Чёрт возьми, но почему же так приятно иметь дело с благодарными или зависящими от тебя женщинами и так тяжело с гордыми красавицами, достойными если не трона, то благородного титула? Вот, интересно, а сама-то она о чём думает, – и он осторожно покосился на задумчивую Ольгу.

Разумеется, благодаря хорошо развитой женской интуиции она не могла не чувствовать всей ненадёжности их отношений, поэтому порой даже жалела о своей слабости, заставившей её уступить и мгновенно создавшей столько проблем. Сергей слишком избалован, легкомыслен, непостоянен... Да, сейчас он её любит, но делает это отнюдь не так, как Сенька. Муж любил её с придыханием и обожанием, чуть ли не как богиню, а журналист – словно красивую и нарядную куклу из магазина парижских мод мадам Дюклэ, которую так приятно выводить в свет, чтобы похвастаться перед своими приятелями и знакомыми. А ведь для совместной жизни он наверняка предпочёл бы какую-нибудь серую мышку, вроде той же фрейлины, к которой она заранее испытывает самую тяжёлую ненависть.

Как, однако, трудно быть красивой и самоуверенной и насколько же проще робкой и застенчивой. Недаром же к этой Васильчиковой так льнут мужчины, вон и Денис Васильевич туда же. Нет, Кутайсов нужен ей лишь как ступенька к её будущим успехам у тех мужчин, которые не станут тяготиться её самоуверенностью хотя бы ввиду своего знатного происхождения. И эта ступенька нужна ей именно сейчас и в первую очередь для того, чтобы перешагнуть через чертовски надоевшего и изрядно мешавшего Сеньку. Кроме всего прочего, муж мог быть опасен – кто знает, что ещё взбредёт ему в голову под влиянием ревности? Слишком свежа была память в обществе о недавнем громком убийстве.

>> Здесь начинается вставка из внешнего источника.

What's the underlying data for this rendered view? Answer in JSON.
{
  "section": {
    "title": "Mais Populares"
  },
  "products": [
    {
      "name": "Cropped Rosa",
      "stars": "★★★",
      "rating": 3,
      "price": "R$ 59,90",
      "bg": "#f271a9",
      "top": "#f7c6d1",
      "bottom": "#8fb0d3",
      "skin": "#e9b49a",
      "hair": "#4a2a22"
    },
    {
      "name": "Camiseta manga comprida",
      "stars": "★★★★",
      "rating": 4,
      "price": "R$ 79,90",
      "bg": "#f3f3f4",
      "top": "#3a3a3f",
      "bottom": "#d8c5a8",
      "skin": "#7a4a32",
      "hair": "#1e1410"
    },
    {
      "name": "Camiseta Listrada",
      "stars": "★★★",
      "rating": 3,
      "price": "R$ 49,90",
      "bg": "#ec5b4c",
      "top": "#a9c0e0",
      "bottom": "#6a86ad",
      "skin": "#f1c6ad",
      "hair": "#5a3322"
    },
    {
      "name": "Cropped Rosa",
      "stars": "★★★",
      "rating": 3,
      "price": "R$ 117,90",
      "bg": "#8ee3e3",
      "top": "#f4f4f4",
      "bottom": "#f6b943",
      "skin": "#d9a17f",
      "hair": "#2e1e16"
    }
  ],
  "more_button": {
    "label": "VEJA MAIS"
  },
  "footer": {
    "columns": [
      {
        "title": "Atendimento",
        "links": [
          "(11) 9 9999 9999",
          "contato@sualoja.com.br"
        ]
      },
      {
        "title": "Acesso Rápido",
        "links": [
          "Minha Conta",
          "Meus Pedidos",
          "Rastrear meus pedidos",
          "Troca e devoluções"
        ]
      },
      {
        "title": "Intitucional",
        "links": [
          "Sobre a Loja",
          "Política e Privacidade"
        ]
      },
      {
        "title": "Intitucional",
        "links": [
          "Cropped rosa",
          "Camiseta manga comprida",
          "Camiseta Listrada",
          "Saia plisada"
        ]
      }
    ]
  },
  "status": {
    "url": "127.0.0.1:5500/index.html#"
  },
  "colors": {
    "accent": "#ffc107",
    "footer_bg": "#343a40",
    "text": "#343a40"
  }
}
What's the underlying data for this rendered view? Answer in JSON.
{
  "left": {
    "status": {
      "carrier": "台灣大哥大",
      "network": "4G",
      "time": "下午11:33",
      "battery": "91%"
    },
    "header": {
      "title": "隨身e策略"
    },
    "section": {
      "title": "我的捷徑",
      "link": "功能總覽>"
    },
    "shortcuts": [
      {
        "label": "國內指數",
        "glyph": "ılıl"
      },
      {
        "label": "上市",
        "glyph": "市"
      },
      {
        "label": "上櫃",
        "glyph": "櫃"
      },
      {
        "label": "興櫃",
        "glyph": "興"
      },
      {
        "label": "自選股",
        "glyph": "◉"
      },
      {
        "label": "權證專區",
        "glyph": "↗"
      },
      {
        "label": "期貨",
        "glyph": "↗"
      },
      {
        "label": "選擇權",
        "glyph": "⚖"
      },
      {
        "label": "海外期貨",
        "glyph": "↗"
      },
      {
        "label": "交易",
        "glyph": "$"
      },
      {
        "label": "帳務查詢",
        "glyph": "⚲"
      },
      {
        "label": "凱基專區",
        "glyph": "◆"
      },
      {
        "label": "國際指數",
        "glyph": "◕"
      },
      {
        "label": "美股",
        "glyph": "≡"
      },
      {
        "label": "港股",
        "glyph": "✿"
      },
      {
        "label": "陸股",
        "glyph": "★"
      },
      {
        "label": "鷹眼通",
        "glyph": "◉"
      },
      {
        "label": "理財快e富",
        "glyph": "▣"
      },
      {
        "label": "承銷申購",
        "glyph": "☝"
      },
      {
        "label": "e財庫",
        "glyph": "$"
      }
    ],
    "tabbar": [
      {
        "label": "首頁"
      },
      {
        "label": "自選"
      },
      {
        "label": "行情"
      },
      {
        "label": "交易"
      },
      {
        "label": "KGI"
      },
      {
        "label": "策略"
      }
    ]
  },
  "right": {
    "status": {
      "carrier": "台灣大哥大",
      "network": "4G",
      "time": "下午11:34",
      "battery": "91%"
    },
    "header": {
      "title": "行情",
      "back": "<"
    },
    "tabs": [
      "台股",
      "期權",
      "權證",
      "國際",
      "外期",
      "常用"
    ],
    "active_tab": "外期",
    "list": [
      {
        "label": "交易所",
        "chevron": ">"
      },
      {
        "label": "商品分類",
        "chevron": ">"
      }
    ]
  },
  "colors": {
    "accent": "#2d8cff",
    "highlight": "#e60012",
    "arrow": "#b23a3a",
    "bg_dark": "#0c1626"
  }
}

Это произошло в пять часов утра в знаменитом московском ресторане «Яръ». Некий господин Прасолов подошёл к одному из столиков и устроил скандал. За этим столиком в обществе весьма почтенных господ сидела его бывшая жена, с которой они развелись восемь месяцев назад. Прасолов требовал, чтобы она немедленно покинула ресторан, поскольку он, дескать, «не желает, чтобы она была в таком месте и в такое время». Разумеется, молодая женщина и не подумала исполнять его нелепые требования, и тогда он извлёк револьвер и шесть раз подряд выстрелил в неё.

Однако самое чудовищное состояло в том, что присяжные заседатели его полностью оправдали, поскольку им всем очень понравилось эффектное изречение Гёте, приведённое адвокатом Прасолова: «Я не знаю ни одного ужасного убийства, которое бы не мог совершить сам». Гражданский истец подал апелляцию, потребовав перенести слушание дела в другой судебный округ, поскольку «московское общество пало так низко, что уже не отдаёт себе отчёта в цене человеческой жизни». Апелляция была удовлетворена, и слушание дела возобновилось в одном из провинциальных городов на северо-востоке России. Новый процесс продолжался почти месяц и закончился повторным оправданием Прасолова, из чего можно было сделать вывод, что «низко пало» не одно только московское общество, но и по всей стране творится что-то неладное.

– Ну вот, наконец-то. – И Кутайсов хлопнул себя ладонью по лбу, прервав её пугающие размышления.

– Что такое?

– Кажется, я кое-что придумал... Ей-богу, это должно забавно получиться.

– А именно?

– Нет, моя красавица. – И он вновь, с гораздо большей настойчивостью обнял её плечи, – только не сейчас. Зря мы, что ли, принимали столько предосторожностей, чтобы проводить время за бесконечными разговорами о будущем? Умоляю, перестань хмуриться и позволь же, наконец...

– Ну, чёрт с тобой, но только один раз!

– Что-то ты мне сегодня стихов не читал, – иронично заметила Ольга полтора часа спустя, когда они уже спускались по парадной лестнице.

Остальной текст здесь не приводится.